At the same time, Obama has to bolster the leadership of Palestinian President Mahmoud Abbas over that of Hamas, but carefully, without making Abbas seem like a puppet of the U.S. and the Israelis.
Obama must provide “ammunition” for Muslim moderates seeking to counter the anti-U.S. sentiment among their constituencies—tricky in a region where we define “moderate” as “pro-U.S.”—while some of those “moderate” regimes, like Egypt’s, deny political freedoms to their own citizens while preaching about liberation for Palestinians.
While some American conservatives are only concerned with asserting American infallibility in foreign affairs, the president will be trying to show a little superpower humility. After years of throwing around terms like “Islamic fascists,” we’ve effectively been calling our opponents in the Muslim world the equivalent of the N-word for the better part of a decade, and Obama has to walk back some of that rhetoric before we can get a fresh start.

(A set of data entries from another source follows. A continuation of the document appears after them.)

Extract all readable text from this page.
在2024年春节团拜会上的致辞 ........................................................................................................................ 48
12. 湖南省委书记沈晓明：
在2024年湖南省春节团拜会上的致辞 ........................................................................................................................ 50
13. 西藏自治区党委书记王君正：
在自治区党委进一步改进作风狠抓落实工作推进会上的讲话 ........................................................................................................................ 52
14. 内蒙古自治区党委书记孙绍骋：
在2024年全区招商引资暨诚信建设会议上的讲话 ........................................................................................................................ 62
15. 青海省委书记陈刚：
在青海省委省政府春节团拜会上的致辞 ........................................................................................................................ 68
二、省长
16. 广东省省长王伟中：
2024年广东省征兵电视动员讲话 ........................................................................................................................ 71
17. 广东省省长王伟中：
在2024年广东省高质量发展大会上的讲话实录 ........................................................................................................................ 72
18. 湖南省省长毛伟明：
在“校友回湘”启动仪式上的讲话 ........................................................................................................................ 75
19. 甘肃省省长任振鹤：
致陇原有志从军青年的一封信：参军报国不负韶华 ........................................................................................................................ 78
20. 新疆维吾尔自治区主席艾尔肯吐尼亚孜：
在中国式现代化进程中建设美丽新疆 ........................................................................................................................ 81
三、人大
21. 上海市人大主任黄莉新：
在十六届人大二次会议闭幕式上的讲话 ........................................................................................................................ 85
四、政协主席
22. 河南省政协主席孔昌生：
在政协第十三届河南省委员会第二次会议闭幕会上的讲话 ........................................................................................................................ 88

But Obama will reinforce the point that the use of violence by groups like Hamas, Hezbollah or various factions of the Taliban is antithetical not only to the security interests of the West, but also to the development of long-term stability and prosperity in Muslim countries.
There’s no chance that what Obama says will get any of these groups to renounce violence—their ideologies are too entrenched. But he’ll try to shift the rhetorical burden toward them to justify themselves to their own constituencies, underscoring his message to extremists that “You will be judged on what you’ve built, not what you’ve destroyed.”
Obama may get immediate feedback on whether he’s had an impact on regional politics: Iran holds elections on June 12, featuring incumbent president and U.S. antagonist Mahmoud Ahmadinejad against relative moderate, former Prime Minister Mir Hossein Mousavi; and on June 7, the Lebanese will vote in a contest that pits a muddled Sunni/Christian/Druze coalition against a muddled Hezbollah/Christian coalition.
Obama’s Cairo speech is part of an overture that includes subtler forms of outreach with which people have now become familiar, like the way he pronounces “Pakistan” (“Pah-kih-stahn”) and “Iran” (“Ihr-ahn”), cultural notes sounded during the Democratic presidential primary debates that first signaled the possibility that he was attuned to the concerns of the Muslim world.